FOXY began as a research project for Candice Lys, a University of Toronto PhD candidate. After a grant from the Public Health Agency to start building FOXY, she hosted the first sexual health education workshop in 2012.
“I always thought FOXY was a million dollar idea,” Lys said. “I always thought it had a lot of potential, and hoped that somewhere along the way we would find that level of recognition that we were looking for.”
Lys began the groundwork research for FOXY while completing her masters at Dalhousie University. “When you’re creating something like FOXY, it’s impossible to not live it and breathe it, and be all-encompassing of your life—my journey with FOXY has been really amazing,” she said.
When the workshops began, Lys admits a key component of the program was missing. “We did a couple workshops and things weren’t quite right—we were kinda getting there, but something was still missing. I was introduced to Makenzie, and when I met her, it was the missing piece,” she said.
UVSS Director-at-Large Makenzie Zouboules was first introduced to the project through a production of The Vagina Monologues, sparking her interest for sexual health education. “A lot of what we were talking about was actually really happening in my high school, in my life, to my friends.

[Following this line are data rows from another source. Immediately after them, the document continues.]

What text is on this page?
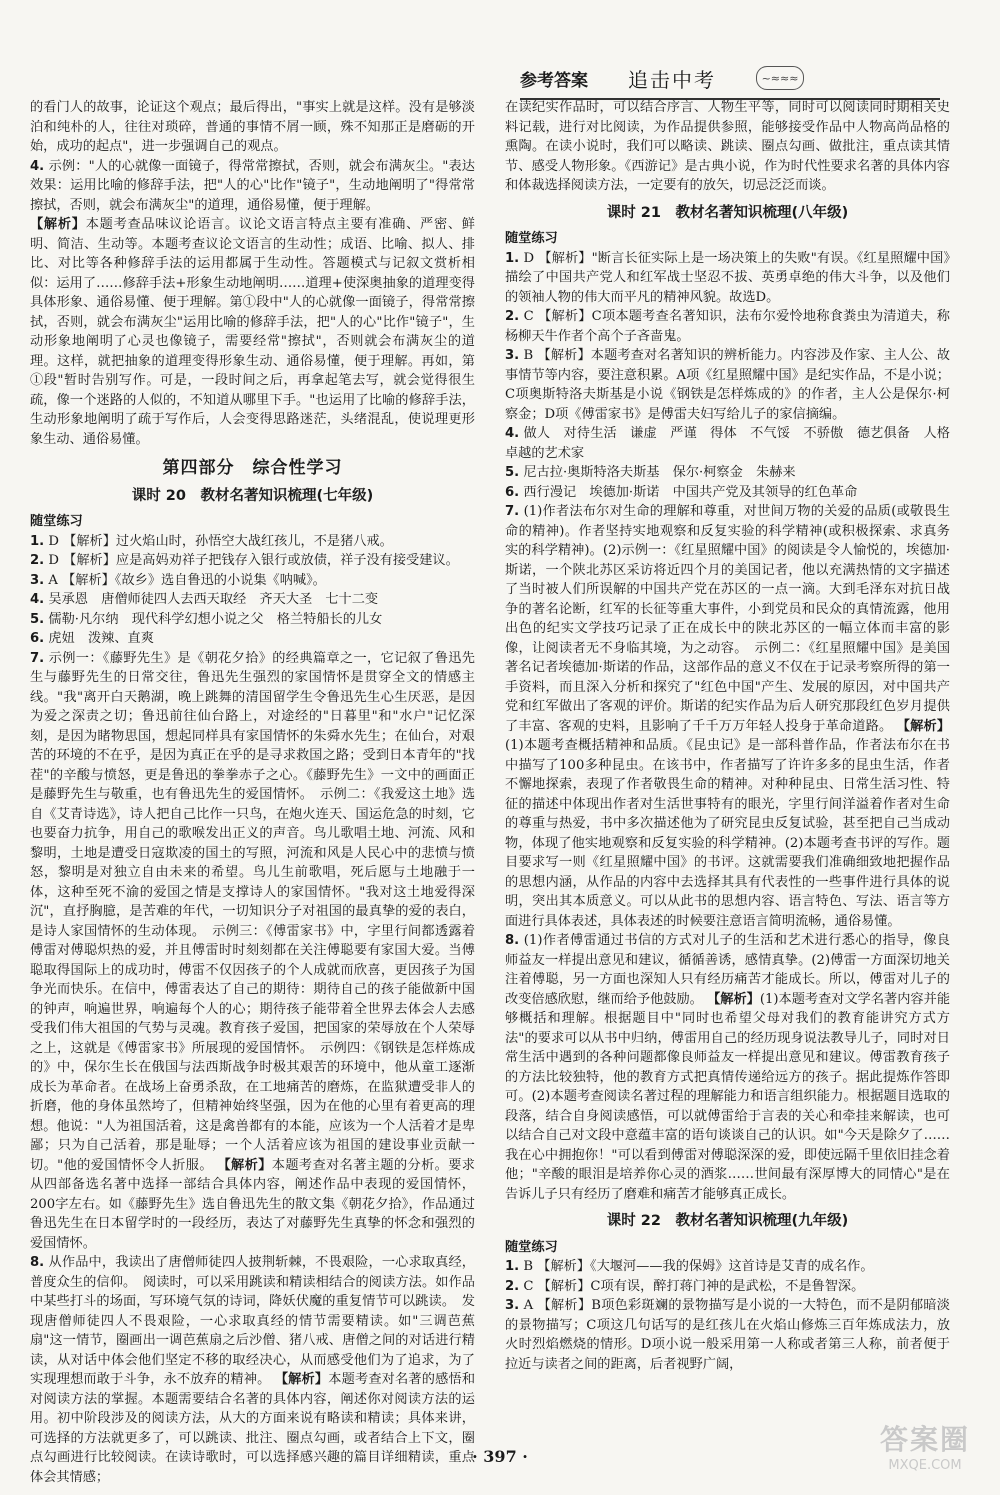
参考答案 追击中考	~≈≈≈

的看门人的故事，论证这个观点；最后得出，"事实上就是这样。没有是够淡泊和纯朴的人，往往对琐碎，普通的事情不屑一顾，殊不知那正是磨砺的开始，成功的起点"，进一步强调自己的观点。

4. 示例："人的心就像一面镜子，得常常擦拭，否则，就会布满灰尘。"表达效果：运用比喻的修辞手法，把"人的心"比作"镜子"，生动地阐明了"得常常擦拭，否则，就会布满灰尘"的道理，通俗易懂，便于理解。

【解析】本题考查品味议论语言。议论文语言特点主要有准确、严密、鲜明、简洁、生动等。本题考查议论文语言的生动性；成语、比喻、拟人、排比、对比等各种修辞手法的运用都属于生动性。答题模式与记叙文赏析相似：运用了……修辞手法+形象生动地阐明……道理+使深奥抽象的道理变得具体形象、通俗易懂、便于理解。第①段中"人的心就像一面镜子，得常常擦拭，否则，就会布满灰尘"运用比喻的修辞手法，把"人的心"比作"镜子"，生动形象地阐明了心灵也像镜子，需要经常"擦拭"，否则就会布满灰尘的道理。这样，就把抽象的道理变得形象生动、通俗易懂，便于理解。再如，第①段"暂时告别写作。可是，一段时间之后，再拿起笔去写，就会觉得很生疏，像一个迷路的人似的，不知道从哪里下手。"也运用了比喻的修辞手法，生动形象地阐明了疏于写作后，人会变得思路迷茫，头绪混乱，使说理更形象生动、通俗易懂。

第四部分　综合性学习
课时 20　教材名著知识梳理(七年级)
随堂练习

1. D 【解析】过火焰山时，孙悟空大战红孩儿，不是猪八戒。

2. D 【解析】应是高妈劝祥子把钱存入银行或放债，祥子没有接受建议。

3. A 【解析】《故乡》选自鲁迅的小说集《呐喊》。

4. 吴承恩　唐僧师徒四人去西天取经　齐天大圣　七十二变

5. 儒勒·凡尔纳　现代科学幻想小说之父　格兰特船长的儿女

6. 虎妞　泼辣、直爽

7. 示例一：《藤野先生》是《朝花夕拾》的经典篇章之一，它记叙了鲁迅先生与藤野先生的日常交往，鲁迅先生强烈的家国情怀是贯穿全文的情感主线。"我"离开白天鹅湖，晚上跳舞的清国留学生令鲁迅先生心生厌恶，是因为爱之深责之切；鲁迅前往仙台路上，对途经的"日暮里"和"水户"记忆深刻，是因为睹物思国，想起同样具有家国情怀的朱舜水先生；在仙台，对艰苦的环境的不在乎，是因为真正在乎的是寻求救国之路；受到日本青年的"找茬"的辛酸与愤怒，更是鲁迅的拳拳赤子之心。《藤野先生》一文中的画面正是藤野先生与敬重，也有鲁迅先生的爱国情怀。　示例二：《我爱这土地》选自《艾青诗选》，诗人把自己比作一只鸟，在炮火连天、国运危急的时刻，它也要奋力抗争，用自己的歌喉发出正义的声音。鸟儿歌唱土地、河流、风和黎明，土地是遭受日寇欺凌的国土的写照，河流和风是人民心中的悲愤与愤怒，黎明是对独立自由未来的希望。鸟儿生前歌唱，死后愿与土地融于一体，这种至死不渝的爱国之情是支撑诗人的家国情怀。"我对这土地爱得深沉"，直抒胸臆，是苦难的年代，一切知识分子对祖国的最真挚的爱的表白，是诗人家国情怀的生动体现。　示例三：《傅雷家书》中，字里行间都透露着傅雷对傅聪炽热的爱，并且傅雷时时刻刻都在关注傅聪要有家国大爱。当傅聪取得国际上的成功时，傅雷不仅因孩子的个人成就而欣喜，更因孩子为国争光而快乐。在信中，傅雷表达了自己的期待：期待自己的孩子能做新中国的钟声，响遍世界，响遍每个人的心；期待孩子能带着全世界去体会人去感受我们伟大祖国的气势与灵魂。教育孩子爱国，把国家的荣辱放在个人荣辱之上，这就是《傅雷家书》所展现的爱国情怀。　示例四：《钢铁是怎样炼成的》中，保尔生长在俄国与法西斯战争时极其艰苦的环境中，他从童工逐渐成长为革命者。在战场上奋勇杀敌，在工地痛苦的磨炼，在监狱遭受非人的折磨，他的身体虽然垮了，但精神始终坚强，因为在他的心里有着更高的理想。他说："人为祖国活着，这是禽兽都有的本能，应该为一个人活着才是卑鄙；只为自己活着，那是耻辱；一个人活着应该为祖国的建设事业贡献一切。"他的爱国情怀令人折服。 【解析】本题考查对名著主题的分析。要求从四部备选名著中选择一部结合具体内容，阐述作品中表现的爱国情怀，200字左右。如《藤野先生》选自鲁迅先生的散文集《朝花夕拾》，作品通过鲁迅先生在日本留学时的一段经历，表达了对藤野先生真挚的怀念和强烈的爱国情怀。

8. 从作品中，我读出了唐僧师徒四人披荆斩棘，不畏艰险，一心求取真经，普度众生的信仰。　阅读时，可以采用跳读和精读相结合的阅读方法。如作品中某些打斗的场面，写环境气氛的诗词，降妖伏魔的重复情节可以跳读。　发现唐僧师徒四人不畏艰险，一心求取真经的情节需要精读。如"三调芭蕉扇"这一情节，圈画出一调芭蕉扇之后沙僧、猪八戒、唐僧之间的对话进行精读，从对话中体会他们坚定不移的取经决心，从而感受他们为了追求，为了实现理想而敢于斗争，永不放弃的精神。 【解析】本题考查对名著的感悟和对阅读方法的掌握。本题需要结合名著的具体内容，阐述你对阅读方法的运用。初中阶段涉及的阅读方法，从大的方面来说有略读和精读；具体来讲，可选择的方法就更多了，可以跳读、批注、圈点勾画，或者结合上下文，圈点勾画进行比较阅读。在读诗歌时，可以选择感兴趣的篇目详细精读，重点体会其情感；

在读纪实作品时，可以结合序言、人物生平等，同时可以阅读同时期相关史料记载，进行对比阅读，为作品提供参照，能够接受作品中人物高尚品格的熏陶。在读小说时，我们可以略读、跳读、圈点勾画、做批注，重点读其情节、感受人物形象。《西游记》是古典小说，作为时代性要求名著的具体内容和体裁选择阅读方法，一定要有的放矢，切忌泛泛而谈。

课时 21　教材名著知识梳理(八年级)
随堂练习

1. D 【解析】"断言长征实际上是一场决策上的失败"有误。《红星照耀中国》描绘了中国共产党人和红军战士坚忍不拔、英勇卓绝的伟大斗争，以及他们的领袖人物的伟大而平凡的精神风貌。故选D。

2. C 【解析】C项本题考查名著知识，法布尔爱怜地称食粪虫为清道夫，称杨柳天牛作者个高个子吝啬鬼。

3. B 【解析】本题考查对名著知识的辨析能力。内容涉及作家、主人公、故事情节等内容，要注意积累。A项《红星照耀中国》是纪实作品，不是小说；C项奥斯特洛夫斯基是小说《钢铁是怎样炼成的》的作者，主人公是保尔·柯察金；D项《傅雷家书》是傅雷夫妇写给儿子的家信摘编。

4. 做人　对待生活　谦虚　严谨　得体　不气馁　不骄傲　德艺俱备　人格卓越的艺术家

5. 尼古拉·奥斯特洛夫斯基　保尔·柯察金　朱赫来

6. 西行漫记　埃德加·斯诺　中国共产党及其领导的红色革命

7. (1)作者法布尔对生命的理解和尊重，对世间万物的关爱的品质(或敬畏生命的精神)。作者坚持实地观察和反复实验的科学精神(或积极探索、求真务实的科学精神)。(2)示例一：《红星照耀中国》的阅读是令人愉悦的，埃德加·斯诺，一个陕北苏区采访将近四个月的美国记者，他以充满热情的文字描述了当时被人们所误解的中国共产党在苏区的一点一滴。大到毛泽东对抗日战争的著名论断，红军的长征等重大事件，小到党员和民众的真情流露，他用出色的纪实文学技巧记录了正在成长中的陕北苏区的一幅立体而丰富的影像，让阅读者无不身临其境，为之动容。　示例二：《红星照耀中国》是美国著名记者埃德加·斯诺的作品，这部作品的意义不仅在于记录考察所得的第一手资料，而且深入分析和探究了"红色中国"产生、发展的原因，对中国共产党和红军做出了客观的评价。斯诺的纪实作品为后人研究那段红色岁月提供了丰富、客观的史料，且影响了千千万万年轻人投身于革命道路。 【解析】(1)本题考查概括精神和品质。《昆虫记》是一部科普作品，作者法布尔在书中描写了100多种昆虫。在该书中，作者描写了许许多多的昆虫生活，作者不懈地探索，表现了作者敬畏生命的精神。对种种昆虫、日常生活习性、特征的描述中体现出作者对生活世事特有的眼光，字里行间洋溢着作者对生命的尊重与热爱，书中多次描述他为了研究昆虫反复试验，甚至把自己当成动物，体现了他实地观察和反复实验的科学精神。(2)本题考查书评的写作。题目要求写一则《红星照耀中国》的书评。这就需要我们准确细致地把握作品的思想内涵，从作品的内容中去选择其具有代表性的一些事件进行具体的说明，突出其本质意义。可以从此书的思想内容、语言特色、写法、语言等方面进行具体表述，具体表述的时候要注意语言简明流畅，通俗易懂。

8. (1)作者傅雷通过书信的方式对儿子的生活和艺术进行悉心的指导，像良师益友一样提出意见和建议，循循善诱，感情真挚。(2)傅雷一方面深切地关注着傅聪，另一方面也深知人只有经历痛苦才能成长。所以，傅雷对儿子的改变倍感欣慰，继而给予他鼓励。 【解析】(1)本题考查对文学名著内容并能够概括和理解。根据题目中"同时也希望父母对我们的教育能讲究方式方法"的要求可以从书中归纳，傅雷用自己的经历现身说法教导儿子，同时对日常生活中遇到的各种问题都像良师益友一样提出意见和建议。傅雷教育孩子的方法比较独特，他的教育方式把真情传递给远方的孩子。据此提炼作答即可。(2)本题考查阅读名著过程的理解能力和语言组织能力。根据题目选取的段落，结合自身阅读感悟，可以就傅雷给于言表的关心和牵挂来解读，也可以结合自己对文段中意蕴丰富的语句谈谈自己的认识。如"今天是除夕了……我在心中拥抱你！"可以看到傅雷对傅聪深深的爱，即使远隔千里依旧挂念着他；"辛酸的眼泪是培养你心灵的酒浆……世间最有深厚博大的同情心"是在告诉儿子只有经历了磨难和痛苦才能够真正成长。

课时 22　教材名著知识梳理(九年级)
随堂练习

1. B 【解析】《大堰河——我的保姆》这首诗是艾青的成名作。

2. C 【解析】C项有误，醉打蒋门神的是武松，不是鲁智深。

3. A 【解析】B项色彩斑斓的景物描写是小说的一大特色，而不是阴郁暗淡的景物描写；C项这几句话写的是红孩儿在火焰山修炼三百年炼成法力，放火时烈焰燃烧的情形。D项小说一般采用第一人称或者第三人称，前者便于拉近与读者之间的距离，后者视野广阔，

· 397 ·
答案圈
MXQE.COM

I could list women in my life who had been sexually assaulted,” she said.
“Monologues” producer and FOXY Project Coordinator Nancy MacNeill then introduced her to Lys. “We hit it off right away,” Zouboules said.
At Zouboules’s first workshop in Unuvik, her role was “to act as a bridge between facilitators and participants to make them feel more comfortable,” she said. From then on, she became the first peer leader in the program.
“We built the peer leader program from that—the idea that young women could be mentors, could demonstrate leadership, and the skills we were looking to foster in the workshops,” she said.
Zouboules also brings lessons learned through FOXY to her leadership position at the UVSS. “FOXY, for me, is a lot about consent. I brought a lot of that [to UVic],” she said. “As someone who’s in a leadership role, it’s really important to understand when [it’s] a good time to step up and step back.”
Three years of hard work later, Zouboules finds herself sitting at the Arctic Inspiration Prize’s award gala, waiting to hear the results of their application for the prize. Although Candice Lys and Nancy MacNeill were notified three weeks prior to the award, the rest of the FOXY team awaited the announcement with anticipation. “I was sitting next to the elder who was working with FOXY, Mrs. Dragon,” Zouboules said. Mrs. Dragon allows the team to call her Setsune, or grandmother in Chipewyan. “She looked over at me and said ‘Makenzie, I think we’re going to win the whole thing.’”
“The first thing I did [when the award was announced] was hug her, because she knew in her bones that we were going to win it,” she said.
The application process had been strenuous, according to Zouboules. Every project must submit a clear action plan on how the organization will use the funds, and must include an application by each member of the team. Winners are also expected to present a follow-up to their winnings at the next year’s gala.
“In that moment, it just felt very validating that all this work that we had been doing—it mattered, and young women in the North mattered, and young people and their sexual health and their relationships matter as well. It was so wonderful,” she said.
“We’re pulling up our sleeves, and getting back to work.”